Anti-tumor immunostimulatory effect of heat-killed tumor cells

• Published in: Experimental & molecular medicine Vol. 40; no. 1; pp. 130 - 144
• Main Authors: Yoon, Taek Joon, Kim, Ji Yeon, Kim, Hyojeong, Hong, Changwan, Lee, Hyunji, Lee, Chang-Kwon, Lee, Kwang Ho, Hong, Seokmann, Park, Se-Ho
• Format: Journal Article
• Language: English
• Published: London Nature Publishing Group UK 01.02.2008; Springer Nature B.V; Korean Society of Medical Biochemistry and Molecular Biology; 생화학분자생물학회
• Subjects: Adjuvants, Immunologic; Animals; Antibodies, Neoplasm - immunology; Antibody Specificity - immunology; Antigens, Neoplasm - immunology; Biomedical and Life Sciences; Biomedicine; Cancer Vaccines - immunology; Cell Line, Tumor; Cell Proliferation; Cytokines - biosynthesis; Cytotoxicity, Immunologic - immunology; Dendritic Cells - immunology; Hot Temperature; Immunity, Cellular - immunology; Immunization; Immunologic Memory - immunology; Macrophages, Peritoneal - immunology; Medical Biochemistry; Mice; Mice, Inbred BALB C; Mice, Inbred C57BL; Molecular Medicine; Neoplasms - immunology; Neoplasms - pathology; Original; Stem Cells; Survival Analysis; T-Lymphocytes, Cytotoxic - immunology; 생화학; interleukin 12; dendritic cells; cancer vaccines; mice; immunotherapy, active
• ISSN: 1226-3613; 2092-6413
• DOI: 10.3858/emm.2008.40.1.130

AS a part of our ongoing search for a safe and efficient anti-tumor vaccine, we attempted to determine whether the molecular nature of certain tumor antigens would influence immune responses against tumor cells. As compared with freeze-thawed or formaldehyde-fixed tumor antigens, heat-denatured tumor antigens elicited profound anti-tumor immune responses and greatly inhibited the growth of live tumor cells.
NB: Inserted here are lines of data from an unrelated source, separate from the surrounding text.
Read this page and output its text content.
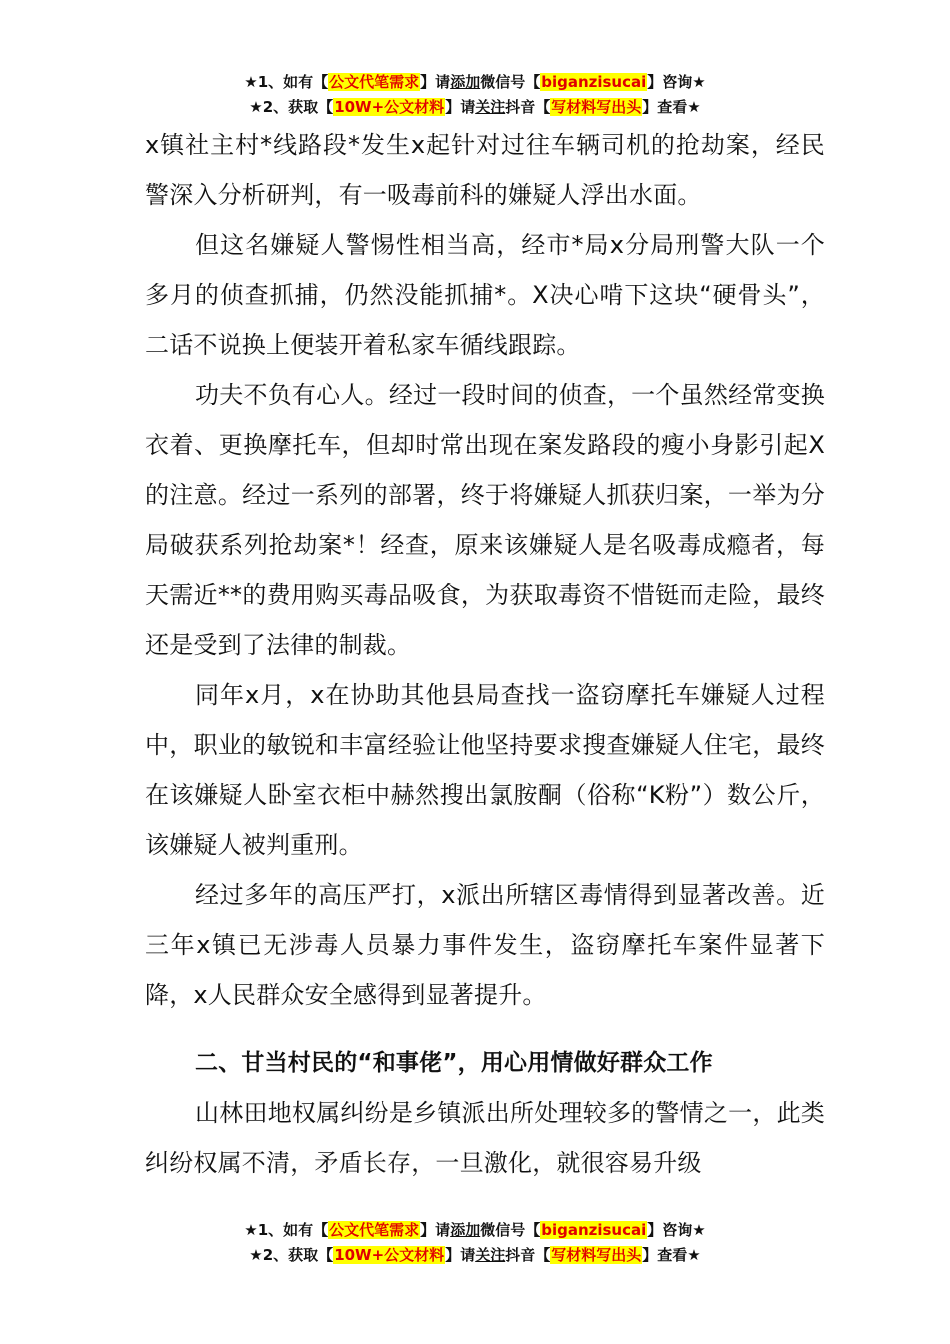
★1、如有【公文代笔需求】请添加微信号【biganzisucai】咨询★
★2、获取【10W+公文材料】请关注抖音【写材料写出头】查看★

x镇社主村*线路段*发生x起针对过往车辆司机的抢劫案，经民警深入分析研判，有一吸毒前科的嫌疑人浮出水面。

但这名嫌疑人警惕性相当高，经市*局x分局刑警大队一个多月的侦查抓捕，仍然没能抓捕*。X决心啃下这块“硬骨头”，二话不说换上便装开着私家车循线跟踪。

功夫不负有心人。经过一段时间的侦查，一个虽然经常变换衣着、更换摩托车，但却时常出现在案发路段的瘦小身影引起X的注意。经过一系列的部署，终于将嫌疑人抓获归案，一举为分局破获系列抢劫案*！经查，原来该嫌疑人是名吸毒成瘾者，每天需近**的费用购买毒品吸食，为获取毒资不惜铤而走险，最终还是受到了法律的制裁。

同年x月，x在协助其他县局查找一盗窃摩托车嫌疑人过程中，职业的敏锐和丰富经验让他坚持要求搜查嫌疑人住宅，最终在该嫌疑人卧室衣柜中赫然搜出氯胺酮（俗称“K粉”）数公斤，该嫌疑人被判重刑。

经过多年的高压严打，x派出所辖区毒情得到显著改善。近三年x镇已无涉毒人员暴力事件发生，盗窃摩托车案件显著下降，x人民群众安全感得到显著提升。

二、甘当村民的“和事佬”，用心用情做好群众工作

山林田地权属纠纷是乡镇派出所处理较多的警情之一，此类纠纷权属不清，矛盾长存，一旦激化，就很容易升级

★1、如有【公文代笔需求】请添加微信号【biganzisucai】咨询★
★2、获取【10W+公文材料】请关注抖音【写材料写出头】查看★
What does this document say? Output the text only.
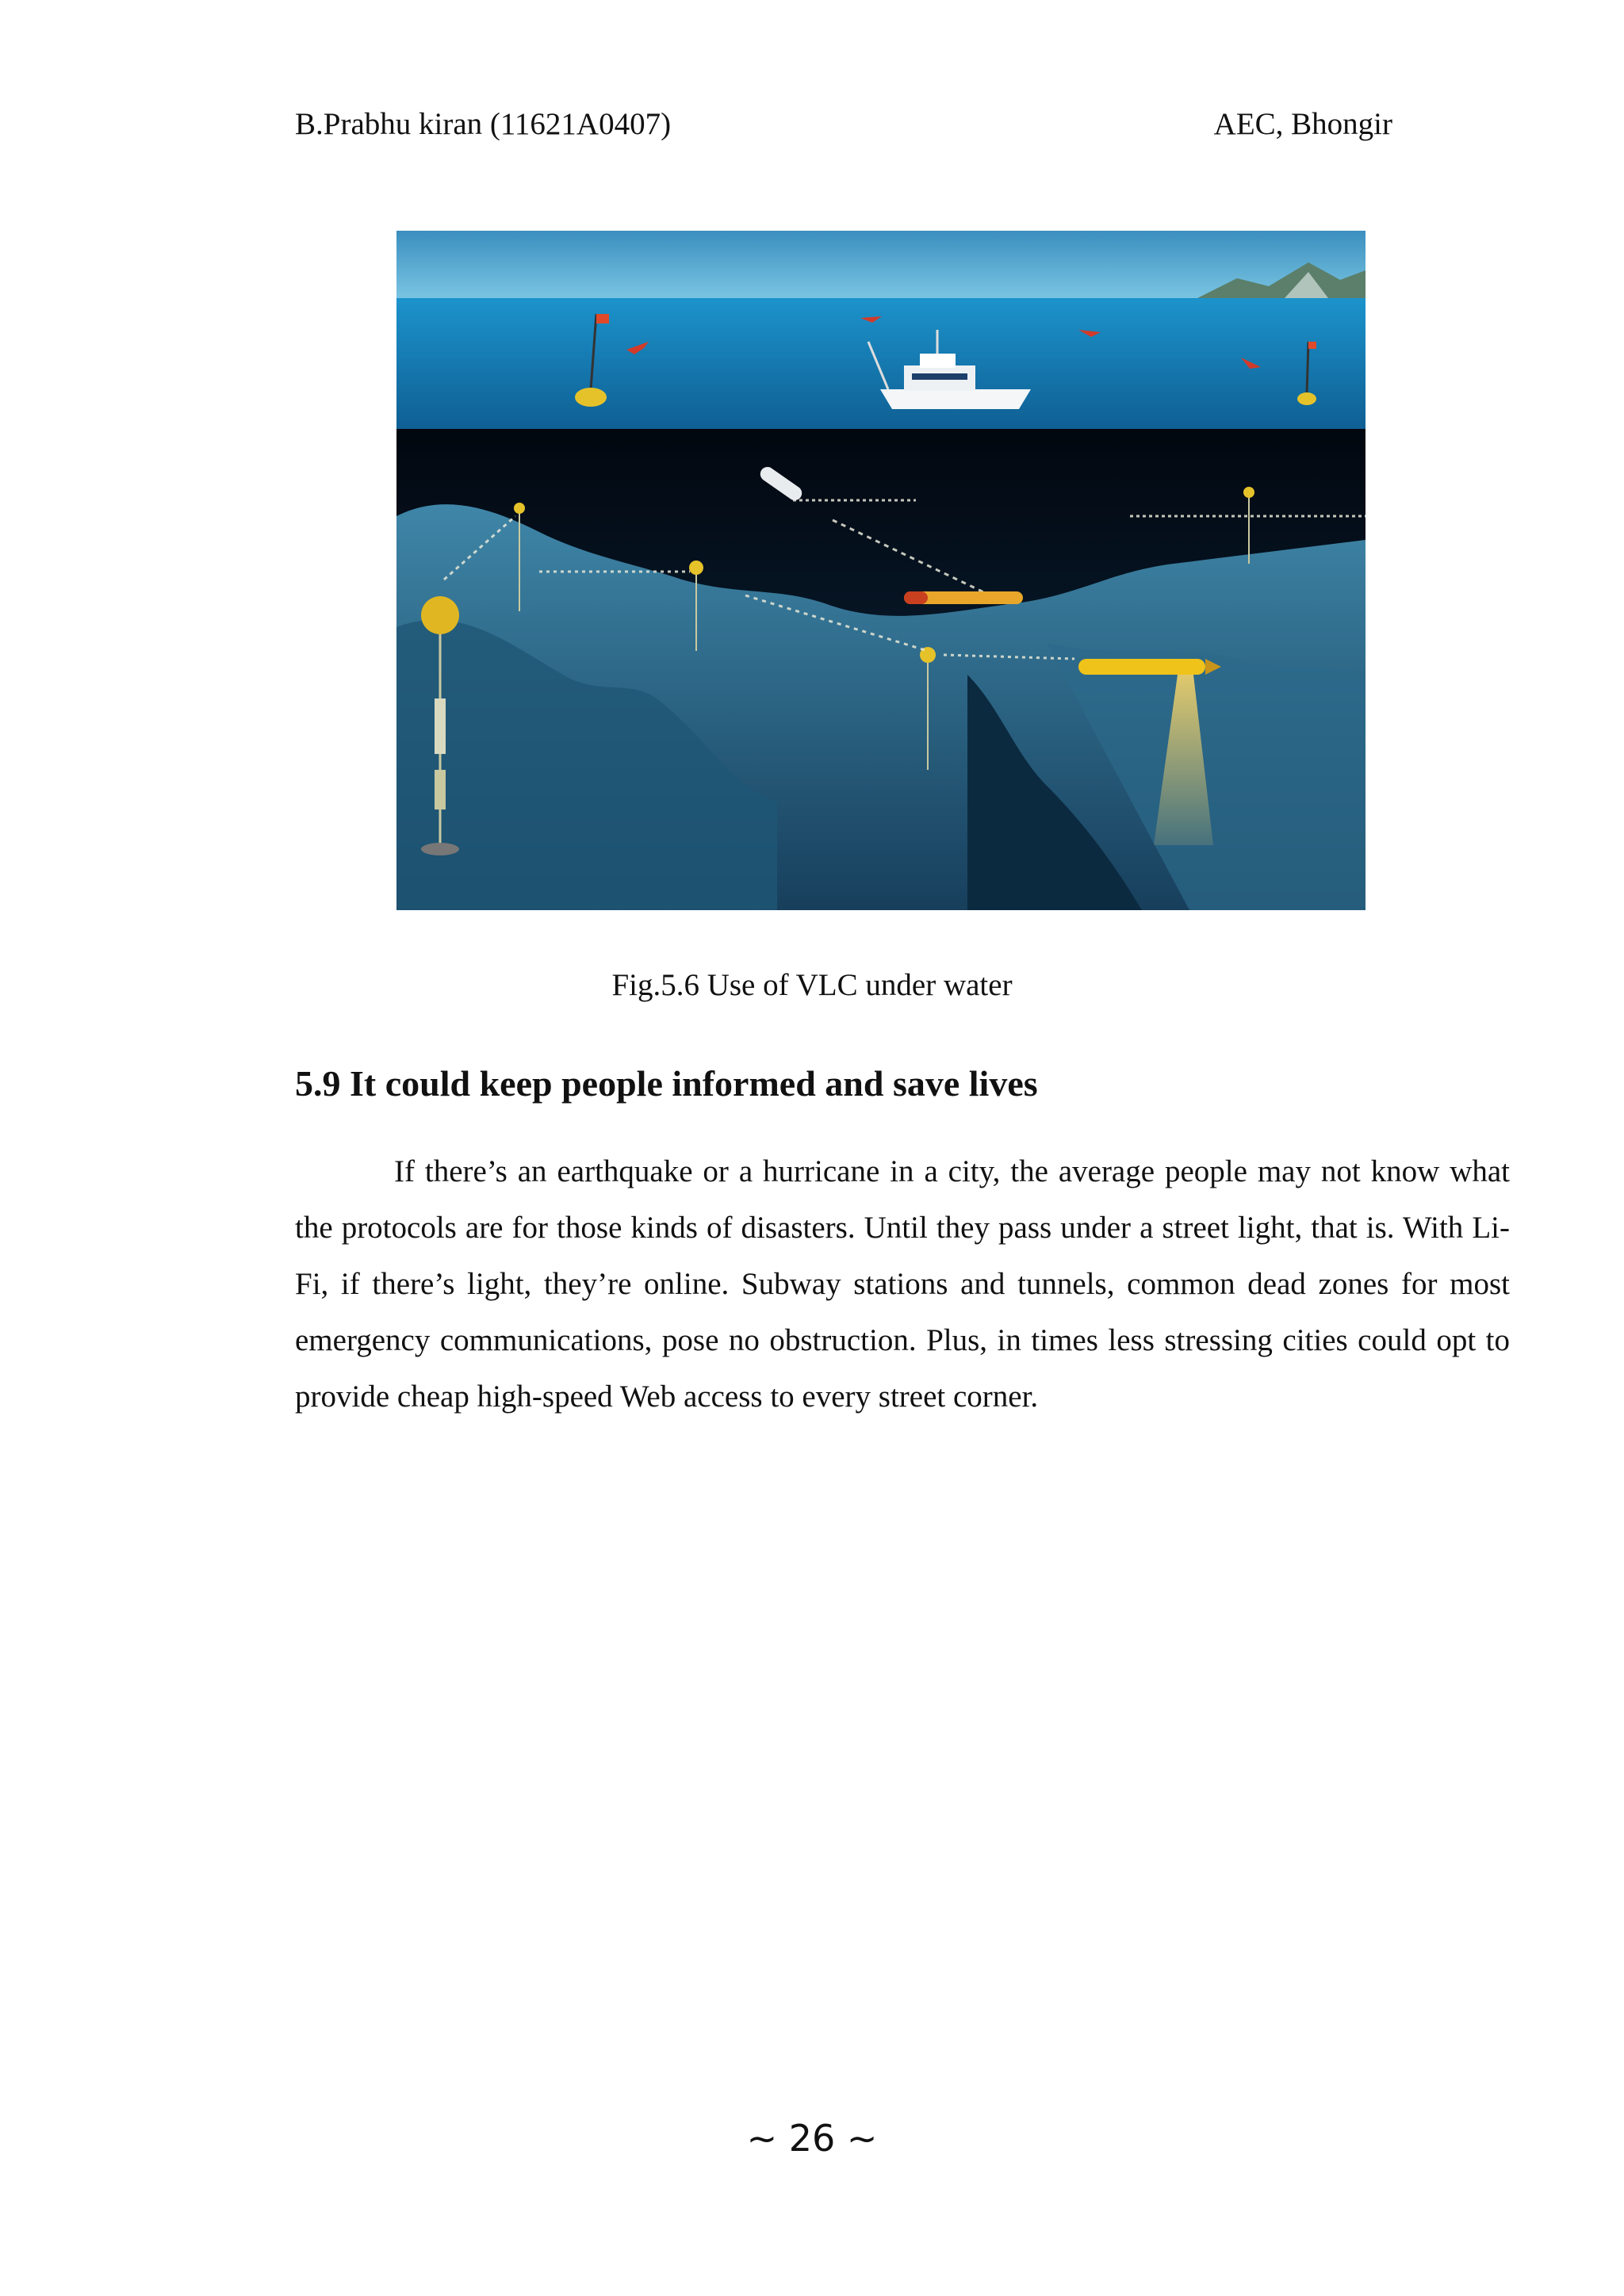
B.Prabhu kiran (11621A0407)	AEC, Bhongir
Fig.5.6 Use of VLC under water
5.9 It could keep people informed and save lives

If there’s an earthquake or a hurricane in a city, the average people may not know what the protocols are for those kinds of disasters. Until they pass under a street light, that is. With Li-Fi, if there’s light, they’re online. Subway stations and tunnels, common dead zones for most emergency communications, pose no obstruction. Plus, in times less stressing cities could opt to provide cheap high-speed Web access to every street corner.

~ 26 ~
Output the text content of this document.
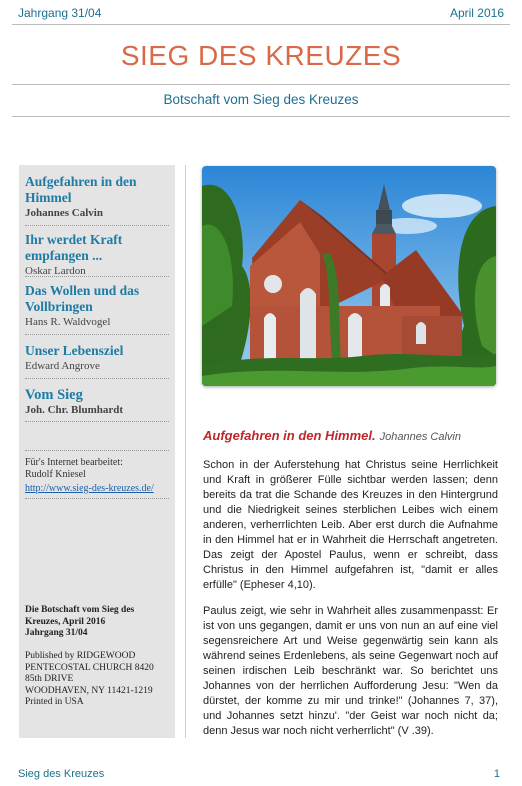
Jahrgang 31/04	April 2016
SIEG DES KREUZES
Botschaft vom Sieg des Kreuzes
Aufgefahren in den Himmel
Johannes Calvin
Ihr werdet Kraft empfangen ...
Oskar Lardon
Das Wollen und das Vollbringen
Hans R. Waldvogel
Unser Lebensziel
Edward Angrove
Vom Sieg
Joh. Chr. Blumhardt
Für's Internet bearbeitet:
Rudolf Kniesel
http://www.sieg-des-kreuzes.de/
Die Botschaft vom Sieg des Kreuzes, April 2016
Jahrgang 31/04
Published by RIDGEWOOD PENTECOSTAL CHURCH 8420 85th DRIVE
WOODHAVEN, NY 11421-1219
Printed in USA
Aufgefahren in den Himmel. Johannes Calvin
Schon in der Auferstehung hat Christus seine Herrlichkeit und Kraft in größerer Fülle sichtbar werden lassen; denn bereits da trat die Schande des Kreuzes in den Hintergrund und die Niedrigkeit seines sterblichen Leibes wich einem anderen, verherrlichten Leib. Aber erst durch die Aufnahme in den Himmel hat er in Wahrheit die Herrschaft angetreten. Das zeigt der Apostel Paulus, wenn er schreibt, dass Christus in den Himmel aufgefahren ist, "damit er alles erfülle" (Epheser 4,10).
Paulus zeigt, wie sehr in Wahrheit alles zusammenpasst: Er ist von uns gegangen, damit er uns von nun an auf eine viel segensreichere Art und Weise gegenwärtig sein kann als während seines Erdenlebens, als seine Gegenwart noch auf seinen irdischen Leib beschränkt war. So berichtet uns Johannes von der herrlichen Aufforderung Jesu: "Wen da dürstet, der komme zu mir und trinke!" (Johannes 7, 37), und Johannes setzt hinzu'. "der Geist war noch nicht da; denn Jesus war noch nicht verherrlicht" (V .39).
Sieg des Kreuzes	1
The heat-denatured tumor antigens induced a substantial increase in the anti-tumor CTL response in the absence of any adjuvant material. This response appears to be initiated by strong activation of the antigen-presenting cells, which may recognize heat-denatured protein antigens. Upon recognition of the heat-denatured tumor antigens, macrophages and dendritic cells were found to acutely upregulate the expression of co-stimulatory molecules such as B7.2, as well as the secretion of inflammatory cytokines such as IL-12 and TNF-α. The results of this study indicate that heat-denatured tumor extracts might elicit protective anti-tumor adaptive immune responses and also raise the possibility that a safe and efficient adjuvant-free tumor vaccine might be developed in conjunction with a dendritic cell-based tumor vaccine.